Search papers, labs, and topics across Lattice.
The paper identifies a critical vulnerability in Spark-on-AWS-Lambda (SoAL) where Lambda timeouts during writes to Delta Lake and Iceberg tables can lead to silent data loss due to orphaned Parquet files and unchanged metadata. Through controlled experiments, the authors demonstrate that this vulnerability occurs 100% of the time when a SIGKILL signal interrupts the write process between data upload and metadata commit. To address this, they introduce SafeWriter, a wrapper that proactively triggers format-native rollbacks and records checkpoints, effectively mitigating silent data loss with minimal overhead.
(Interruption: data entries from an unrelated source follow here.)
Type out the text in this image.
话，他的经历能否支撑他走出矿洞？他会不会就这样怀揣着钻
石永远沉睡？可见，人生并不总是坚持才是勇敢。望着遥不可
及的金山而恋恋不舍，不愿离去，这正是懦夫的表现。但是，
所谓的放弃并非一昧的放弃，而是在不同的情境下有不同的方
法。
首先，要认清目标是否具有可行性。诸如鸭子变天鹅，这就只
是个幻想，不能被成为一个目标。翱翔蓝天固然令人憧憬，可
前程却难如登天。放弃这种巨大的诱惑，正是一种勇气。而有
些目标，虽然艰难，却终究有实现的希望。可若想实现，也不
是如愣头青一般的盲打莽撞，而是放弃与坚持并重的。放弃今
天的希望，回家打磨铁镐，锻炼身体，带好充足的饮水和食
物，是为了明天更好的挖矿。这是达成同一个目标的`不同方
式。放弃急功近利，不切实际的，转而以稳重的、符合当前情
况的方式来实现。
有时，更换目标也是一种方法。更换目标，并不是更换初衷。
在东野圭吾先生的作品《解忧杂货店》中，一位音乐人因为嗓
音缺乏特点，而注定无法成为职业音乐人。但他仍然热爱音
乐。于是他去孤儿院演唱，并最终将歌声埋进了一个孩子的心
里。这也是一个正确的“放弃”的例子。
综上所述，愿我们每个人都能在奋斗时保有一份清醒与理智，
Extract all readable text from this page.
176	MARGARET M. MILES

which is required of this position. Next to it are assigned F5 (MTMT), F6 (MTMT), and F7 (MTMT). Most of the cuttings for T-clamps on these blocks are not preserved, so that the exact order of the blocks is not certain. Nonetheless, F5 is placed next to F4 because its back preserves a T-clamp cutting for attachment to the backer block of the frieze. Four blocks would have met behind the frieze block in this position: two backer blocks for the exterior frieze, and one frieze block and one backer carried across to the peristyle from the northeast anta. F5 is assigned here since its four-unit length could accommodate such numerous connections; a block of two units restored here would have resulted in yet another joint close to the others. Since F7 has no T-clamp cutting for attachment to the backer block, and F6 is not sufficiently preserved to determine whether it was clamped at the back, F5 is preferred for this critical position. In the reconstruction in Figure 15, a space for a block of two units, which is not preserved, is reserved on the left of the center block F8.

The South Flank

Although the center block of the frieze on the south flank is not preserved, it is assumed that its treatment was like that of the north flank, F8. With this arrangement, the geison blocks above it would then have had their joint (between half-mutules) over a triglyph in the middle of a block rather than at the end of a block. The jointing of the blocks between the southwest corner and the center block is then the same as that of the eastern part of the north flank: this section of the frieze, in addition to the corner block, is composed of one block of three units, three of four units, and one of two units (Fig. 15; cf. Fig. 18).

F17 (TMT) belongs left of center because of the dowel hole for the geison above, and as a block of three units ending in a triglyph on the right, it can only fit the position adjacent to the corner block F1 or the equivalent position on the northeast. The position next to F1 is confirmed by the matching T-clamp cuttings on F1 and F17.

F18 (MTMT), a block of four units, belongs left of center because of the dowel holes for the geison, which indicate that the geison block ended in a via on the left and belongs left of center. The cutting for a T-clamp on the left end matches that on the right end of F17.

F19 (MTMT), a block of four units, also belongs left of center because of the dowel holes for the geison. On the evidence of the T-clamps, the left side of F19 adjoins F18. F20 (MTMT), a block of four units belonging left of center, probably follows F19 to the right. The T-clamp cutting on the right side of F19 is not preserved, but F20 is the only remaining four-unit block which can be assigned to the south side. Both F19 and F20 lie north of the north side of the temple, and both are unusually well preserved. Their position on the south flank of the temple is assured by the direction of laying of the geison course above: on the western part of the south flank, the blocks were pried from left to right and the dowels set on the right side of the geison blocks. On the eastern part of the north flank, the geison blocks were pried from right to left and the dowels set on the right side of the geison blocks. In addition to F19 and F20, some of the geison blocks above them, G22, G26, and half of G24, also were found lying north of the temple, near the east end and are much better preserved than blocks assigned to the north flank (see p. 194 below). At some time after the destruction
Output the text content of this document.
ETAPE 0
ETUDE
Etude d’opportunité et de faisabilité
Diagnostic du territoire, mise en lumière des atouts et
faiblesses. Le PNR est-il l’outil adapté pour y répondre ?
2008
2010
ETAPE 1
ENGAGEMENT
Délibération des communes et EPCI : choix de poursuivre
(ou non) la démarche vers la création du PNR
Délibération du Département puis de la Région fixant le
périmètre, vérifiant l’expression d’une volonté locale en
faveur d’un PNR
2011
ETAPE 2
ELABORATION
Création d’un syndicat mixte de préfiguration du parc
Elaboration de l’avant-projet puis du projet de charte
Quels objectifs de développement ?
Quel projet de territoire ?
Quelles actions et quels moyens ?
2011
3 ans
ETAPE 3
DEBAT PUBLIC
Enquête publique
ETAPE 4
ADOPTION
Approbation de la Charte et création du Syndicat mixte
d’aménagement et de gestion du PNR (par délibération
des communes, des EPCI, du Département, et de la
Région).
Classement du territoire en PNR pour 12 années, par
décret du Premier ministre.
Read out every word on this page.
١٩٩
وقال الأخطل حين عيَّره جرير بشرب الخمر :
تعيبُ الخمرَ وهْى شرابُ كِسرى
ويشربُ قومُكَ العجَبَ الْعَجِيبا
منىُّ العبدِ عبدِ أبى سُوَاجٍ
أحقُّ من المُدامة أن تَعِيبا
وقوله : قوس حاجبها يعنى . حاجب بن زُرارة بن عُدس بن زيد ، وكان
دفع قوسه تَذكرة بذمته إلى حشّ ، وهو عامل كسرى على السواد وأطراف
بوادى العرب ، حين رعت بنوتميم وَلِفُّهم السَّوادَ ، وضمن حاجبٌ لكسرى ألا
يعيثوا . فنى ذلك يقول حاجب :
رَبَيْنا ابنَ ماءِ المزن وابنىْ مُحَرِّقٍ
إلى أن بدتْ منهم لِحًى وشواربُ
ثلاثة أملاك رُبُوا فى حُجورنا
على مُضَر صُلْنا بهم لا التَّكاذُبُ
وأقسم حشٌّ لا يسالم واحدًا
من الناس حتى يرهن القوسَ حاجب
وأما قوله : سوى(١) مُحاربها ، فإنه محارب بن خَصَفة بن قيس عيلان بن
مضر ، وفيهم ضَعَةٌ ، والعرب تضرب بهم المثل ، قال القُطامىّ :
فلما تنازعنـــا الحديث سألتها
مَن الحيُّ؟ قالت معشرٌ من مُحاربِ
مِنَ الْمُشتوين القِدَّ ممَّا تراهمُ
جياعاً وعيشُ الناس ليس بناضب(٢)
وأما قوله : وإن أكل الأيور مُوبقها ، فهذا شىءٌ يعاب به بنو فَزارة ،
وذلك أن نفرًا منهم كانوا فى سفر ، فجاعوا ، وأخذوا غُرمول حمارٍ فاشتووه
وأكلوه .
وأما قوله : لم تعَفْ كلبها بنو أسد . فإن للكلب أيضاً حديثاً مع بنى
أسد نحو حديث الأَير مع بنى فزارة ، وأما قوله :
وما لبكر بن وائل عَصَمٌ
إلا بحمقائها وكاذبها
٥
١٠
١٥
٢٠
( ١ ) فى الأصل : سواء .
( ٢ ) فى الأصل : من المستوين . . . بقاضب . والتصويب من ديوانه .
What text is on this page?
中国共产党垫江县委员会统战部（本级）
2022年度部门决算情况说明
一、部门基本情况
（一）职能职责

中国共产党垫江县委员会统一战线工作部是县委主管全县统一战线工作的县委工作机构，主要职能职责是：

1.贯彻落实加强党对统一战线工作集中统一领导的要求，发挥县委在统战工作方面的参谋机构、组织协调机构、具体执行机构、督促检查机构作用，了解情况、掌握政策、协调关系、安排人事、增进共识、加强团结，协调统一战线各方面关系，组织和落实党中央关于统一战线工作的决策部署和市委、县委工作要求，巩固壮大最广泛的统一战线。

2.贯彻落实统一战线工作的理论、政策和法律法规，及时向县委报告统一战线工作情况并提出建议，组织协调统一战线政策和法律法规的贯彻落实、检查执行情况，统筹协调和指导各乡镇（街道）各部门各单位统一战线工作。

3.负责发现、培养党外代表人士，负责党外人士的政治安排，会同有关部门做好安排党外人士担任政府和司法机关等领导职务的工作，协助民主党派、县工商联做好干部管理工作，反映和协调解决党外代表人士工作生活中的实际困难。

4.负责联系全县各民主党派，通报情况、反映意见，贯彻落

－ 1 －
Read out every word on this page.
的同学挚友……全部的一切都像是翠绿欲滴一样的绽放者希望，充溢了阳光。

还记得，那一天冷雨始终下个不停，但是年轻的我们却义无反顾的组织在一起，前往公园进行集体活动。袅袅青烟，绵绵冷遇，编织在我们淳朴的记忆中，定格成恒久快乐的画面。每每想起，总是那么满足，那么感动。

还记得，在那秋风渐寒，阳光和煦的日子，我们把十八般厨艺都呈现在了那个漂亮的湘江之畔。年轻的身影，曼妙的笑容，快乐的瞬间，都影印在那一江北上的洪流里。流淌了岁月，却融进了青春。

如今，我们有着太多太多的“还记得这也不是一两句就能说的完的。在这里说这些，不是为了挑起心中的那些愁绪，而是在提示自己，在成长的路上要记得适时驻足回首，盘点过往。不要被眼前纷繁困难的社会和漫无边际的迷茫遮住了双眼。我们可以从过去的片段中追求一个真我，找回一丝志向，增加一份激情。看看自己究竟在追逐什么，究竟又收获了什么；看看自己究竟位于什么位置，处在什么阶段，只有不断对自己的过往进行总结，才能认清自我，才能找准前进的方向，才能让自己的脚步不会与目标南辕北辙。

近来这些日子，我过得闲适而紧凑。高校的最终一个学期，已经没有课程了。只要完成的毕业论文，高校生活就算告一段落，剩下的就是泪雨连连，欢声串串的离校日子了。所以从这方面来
Lambda timeouts in Spark jobs writing to Delta Lake and Iceberg tables cause 100% silent data loss, but a simple wrapper can eliminate it.
AWS Lambda terminates containers with an uncatchable SIGKILL signal when a function exceeds its configured timeout. When a Spark-on-AWS-Lambda (SoAL) job is killed between Phase 1 (data upload) and Phase 2 (metadata commit) of a write, the result is silent data loss: orphaned Parquet files accumulate on S3 while the table's committed state remains unchanged and standard monitoring raises no alert. We characterize this vulnerability across Delta Lake and Apache Iceberg through 860 controlled kill-injection experiments at three dataset sizes. A SIGKILL landing in the inter-phase gap produced silent data loss in 100% of trials for both formats. We then present SafeWriter, a language-level wrapper that arms a watchdog thread 30 seconds before the Lambda timeout, triggers a format-native rollback via SQL, and records a checkpoint document on S3. SafeWriter converted every tested kill scenario into a clean, detectable rollback with under 100 ms added to normal write paths.